Dec. 13 is likely to be remembered as a "bloody Monday," with the price of Bitcoin (BTC) losing support at $47,000 and altcoins dropping as much as 25% in an instant.
When the move took place, analysts were quick to deduce that Bitcoin’s 8.5 percent pullback was directly related to the Federal Open Market Committee (FOMC) meeting, which began on Dec. 15.
Investors worry that the Fed will eventually begin to taper its bond purchases, or simply put, reduce the Fed's bond buyback program. The logic is that revisions to the current monetary policy will have a negative impact on riskier assets. While that assumption cannot be confirmed, Bitcoin is up 67% year-to-date as of Dec. 12. Therefore, it would make sense for investors to pocket these profits before the market becomes uncertain, which may be related to the current pullback in Bitcoin prices.
Bitcoin prices have corrected 8.2% over the past week, but it has also outperformed the altcoin market as a whole. This is in stark contrast to the past 50 days, as the market share (dominance) of the leading cryptocurrency dropped from 47.5% to 42%. Since Bitcoin is relatively less risky than altcoins, investors can move directly to Bitcoin.
Tether's discount is as low as 4%
The premium or discount on OKEx Tether (USDT) measures the difference between China-based peer-to-peer (P2P) transactions and the official dollar currency. Figures above 100% indicate excessive demand for cryptocurrency investments. On the other hand, a 5% discount usually indicates heavy selling activity.
The Tether indicator fell to 96% on Dec. 13, which is slightly pessimistic, but not shocking for a 10% drop in the total cryptocurrency market capitalization. However, this indicator has been above 100% for more than two months, showing a lack of excitement among Chinese traders.
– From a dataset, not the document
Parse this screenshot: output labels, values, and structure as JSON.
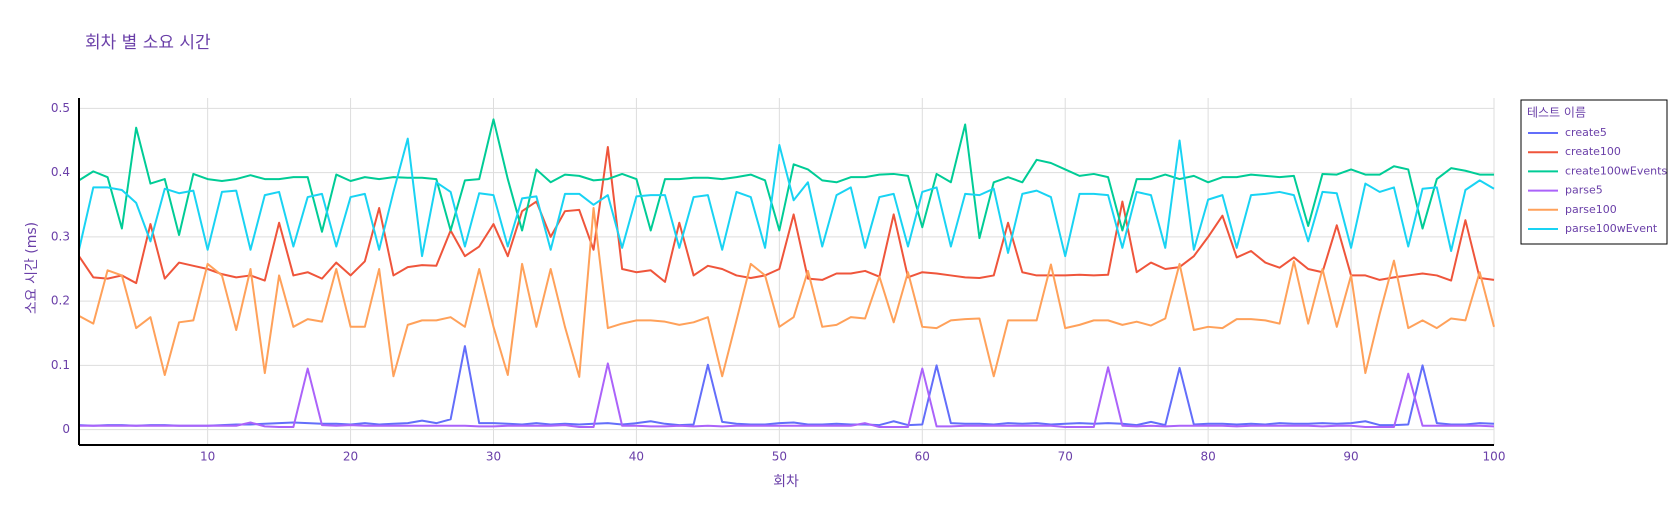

In further evidence that the price crash on Dec. 13 only slightly impacted investor sentiment, the total liquidation volume in 24 hours was $400 million.
What's more, only $300 million of long-term leveraged contracts were forced to liquidate due to insufficient margin. That figure looks insignificant compared with the Dec. 3 crash, when $2.1 billion of leveraged buyers were liquidated.
Bitcoin Bears Don’t Have Excessive Demand Right Now
For further evidence that the cryptocurrency market structure has not been strongly affected by the price crash, traders should analyze perpetual futures. These contracts have an embedded rate, typically charged every eight hours, to balance the risk of the trade.
A positive funding rate indicates that the longs (buy side) are demanding more leverage. However, the opposite happens when shorts (sellers) demand more leverage, which causes the funding rate to turn negative.
Considering that most cryptocurrencies suffered considerable losses on December 13, the overall market structure held up well. If there is excessive demand for shorts betting that the price of Bitcoin will fall below $46,000, the 8-hour funding rate of perpetual futures will be below 0.05%.
Tether is trading at a 4% discount on Chinese markets, $300 million in long contract liquidations and neutral funding rates are not the hallmarks of a bear market. Unless there is a major change in these fundamentals, there is no reason for Bitcoin to reach $42,000 or lower.